Finally, a DataSink instance formats and dumps the results into a file (line 23).
The weighted moving average method relies on a symmetric distribution of normalized weights computed by a function passed as an argument of the generic tabulate method. Note that the original price time series is displayed if one of the specific moving averages cannot be computed. The following graph is an example of a symmetric filter for weighted moving averages:
An example of a symmetric filter for weighted moving averages
The three moving average techniques are applied to the price of the stock of Bank of America stock (BAC) over 200 trading days. Both the simple and weighted moving averages use a period of 11 trading days. The exponential moving average method uses a scaling factor of 2/(11+1) = 0.1667:
11-day moving averages of the historical stock price of Bank of America
The three techniques filter the noise out of the original historical price time series. The exponential moving average reacts to a sudden price fluctuation despite the fact that the smoothing factor is low. If you increase the period to 51 trading days (which is equivalent to two calendar months), the simple and weighted moving averages produce a time series smoother than the exponential moving average with alpha = 2/(p+1) = 0.038:
51-day moving averages of the historical stock price of Bank of America
You are invited to experiment further with different smooth factors and weight distributions. You will be able to confirm the following basic rule: as the period of the moving average increases, noise with decreasing frequencies is eliminated. In other words, the window of allowed frequencies is shrinking. The moving average acts as a low-pass filter that preserves only lower frequencies.

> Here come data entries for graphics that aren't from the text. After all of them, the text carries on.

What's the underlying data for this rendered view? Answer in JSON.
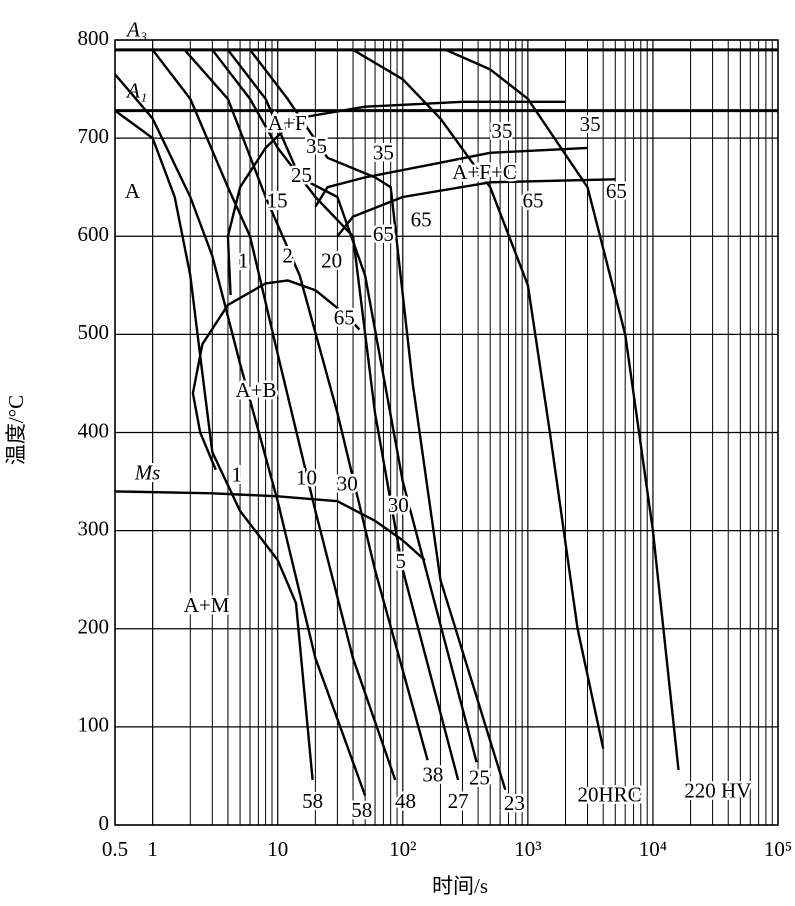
{
  "chart_data": {
    "type": "line",
    "xscale": "log",
    "xlabel": "时间/s",
    "ylabel": "温度/°C",
    "xlim": [
      0.5,
      100000
    ],
    "ylim": [
      0,
      800
    ],
    "xticks": [
      0.5,
      1,
      10,
      {
        "value": 100,
        "label": "10²"
      },
      {
        "value": 1000,
        "label": "10³"
      },
      {
        "value": 10000,
        "label": "10⁴"
      },
      {
        "value": 100000,
        "label": "10⁵"
      }
    ],
    "xminorticks": [
      2,
      3,
      4,
      5,
      6,
      7,
      8,
      9,
      20,
      30,
      40,
      50,
      60,
      70,
      80,
      90,
      200,
      300,
      400,
      500,
      600,
      700,
      800,
      900,
      2000,
      3000,
      4000,
      5000,
      6000,
      7000,
      8000,
      9000,
      20000,
      30000,
      40000,
      50000,
      60000,
      70000,
      80000,
      90000
    ],
    "yticks": [
      0,
      100,
      200,
      300,
      400,
      500,
      600,
      700,
      800
    ],
    "grid": true,
    "color": "#000000",
    "critical_lines": [
      {
        "label": "A₃",
        "value": 790
      },
      {
        "label": "A₁",
        "value": 728
      }
    ],
    "series": [
      {
        "x": [
          0.5,
          1,
          1.5,
          2,
          2.5,
          3,
          5,
          10,
          14,
          19
        ],
        "y": [
          728,
          700,
          640,
          560,
          460,
          380,
          320,
          270,
          226,
          46
        ]
      },
      {
        "x": [
          0.5,
          1,
          2,
          3,
          5,
          10,
          20,
          50
        ],
        "y": [
          765,
          720,
          640,
          580,
          470,
          330,
          170,
          30
        ]
      },
      {
        "x": [
          1,
          2,
          4,
          6,
          10,
          20,
          40,
          87
        ],
        "y": [
          790,
          740,
          650,
          600,
          480,
          320,
          170,
          46
        ]
      },
      {
        "x": [
          1.8,
          4,
          8,
          15,
          30,
          60,
          158
        ],
        "y": [
          790,
          740,
          640,
          560,
          420,
          260,
          66
        ]
      },
      {
        "x": [
          3,
          6,
          10,
          20,
          40,
          60,
          100,
          277
        ],
        "y": [
          790,
          740,
          690,
          640,
          600,
          420,
          260,
          46
        ]
      },
      {
        "x": [
          4,
          8,
          15,
          30,
          50,
          100,
          389
        ],
        "y": [
          790,
          740,
          660,
          640,
          560,
          350,
          64
        ]
      },
      {
        "x": [
          6,
          12,
          25,
          60,
          80,
          120,
          200,
          660
        ],
        "y": [
          790,
          740,
          680,
          660,
          650,
          450,
          250,
          36
        ]
      },
      {
        "x": [
          40,
          100,
          200,
          500,
          1000,
          1500,
          2500,
          4000
        ],
        "y": [
          790,
          760,
          720,
          650,
          550,
          400,
          200,
          78
        ]
      },
      {
        "x": [
          220,
          500,
          1000,
          3000,
          6000,
          10000,
          16000
        ],
        "y": [
          790,
          770,
          740,
          650,
          500,
          300,
          56
        ]
      },
      {
        "x": [
          14,
          8,
          5,
          4,
          4.2
        ],
        "y": [
          720,
          690,
          650,
          600,
          540
        ]
      },
      {
        "x": [
          14,
          50,
          300,
          2000
        ],
        "y": [
          720,
          732,
          737,
          737
        ]
      },
      {
        "x": [
          20,
          25,
          50,
          200,
          500,
          3000
        ],
        "y": [
          630,
          650,
          660,
          675,
          685,
          690
        ]
      },
      {
        "x": [
          30,
          40,
          100,
          500,
          5000
        ],
        "y": [
          600,
          620,
          640,
          655,
          658
        ]
      },
      {
        "x": [
          3.2,
          2.4,
          2.1,
          2.5,
          4,
          8,
          12,
          20,
          35,
          45
        ],
        "y": [
          362,
          400,
          440,
          490,
          530,
          552,
          555,
          545,
          520,
          505
        ]
      },
      {
        "x": [
          0.5,
          3,
          10,
          30,
          60,
          100,
          150
        ],
        "y": [
          340,
          338,
          335,
          330,
          310,
          290,
          270
        ]
      }
    ],
    "annotations": [
      {
        "text": "A",
        "x": 0.69,
        "y": 644
      },
      {
        "text": "A+F",
        "x": 11.9,
        "y": 713
      },
      {
        "text": "35",
        "x": 20.4,
        "y": 690
      },
      {
        "text": "25",
        "x": 15.5,
        "y": 660
      },
      {
        "text": "15",
        "x": 9.9,
        "y": 634
      },
      {
        "text": "35",
        "x": 70,
        "y": 683
      },
      {
        "text": "A+F+C",
        "x": 450,
        "y": 663
      },
      {
        "text": "35",
        "x": 620,
        "y": 705
      },
      {
        "text": "35",
        "x": 3150,
        "y": 712
      },
      {
        "text": "65",
        "x": 1100,
        "y": 634
      },
      {
        "text": "65",
        "x": 5100,
        "y": 644
      },
      {
        "text": "65",
        "x": 70,
        "y": 600
      },
      {
        "text": "65",
        "x": 140,
        "y": 615
      },
      {
        "text": "20",
        "x": 27,
        "y": 573
      },
      {
        "text": "2",
        "x": 12,
        "y": 578
      },
      {
        "text": "1",
        "x": 5.3,
        "y": 573
      },
      {
        "text": "65",
        "x": 34,
        "y": 515
      },
      {
        "text": "A+B",
        "x": 6.7,
        "y": 441
      },
      {
        "text": "Ms",
        "x": 0.91,
        "y": 357
      },
      {
        "text": "1",
        "x": 4.7,
        "y": 355
      },
      {
        "text": "10",
        "x": 17,
        "y": 352
      },
      {
        "text": "30",
        "x": 36,
        "y": 346
      },
      {
        "text": "30",
        "x": 92,
        "y": 324
      },
      {
        "text": "5",
        "x": 96,
        "y": 267
      },
      {
        "text": "A+M",
        "x": 2.7,
        "y": 222
      },
      {
        "text": "58",
        "x": 19,
        "y": 22
      },
      {
        "text": "58",
        "x": 47,
        "y": 13
      },
      {
        "text": "48",
        "x": 105,
        "y": 22
      },
      {
        "text": "38",
        "x": 174,
        "y": 49
      },
      {
        "text": "27",
        "x": 277,
        "y": 22
      },
      {
        "text": "25",
        "x": 410,
        "y": 46
      },
      {
        "text": "23",
        "x": 780,
        "y": 20
      },
      {
        "text": "20HRC",
        "x": 4500,
        "y": 29
      },
      {
        "text": "220 HV",
        "x": 33000,
        "y": 33
      }
    ]
  }
}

Fine-tuning the period of a smoothing factor is time consuming. Spectral analysis, or more specifically, Fourier analysis transforms a time series into a sequence of frequencies, which provide the statistician with a more powerful frequency analysis tool.
Note
The moving average on a multidimensional time series
The moving average techniques are presented for a single feature or variable time series, for the sake of simplicity. Moving averages on multidimensional time series are computed by executing a single variable moving average for each feature using the transform method of XTSeries, which is introduced in the first section. For example, the simple moving average applied to a multidimensional time series, xt. The smoothed values are computed as follows:
val pfnMv = SimpleMovingAverage[Double](period) |> val smoothed = transform(xt, pfnMv)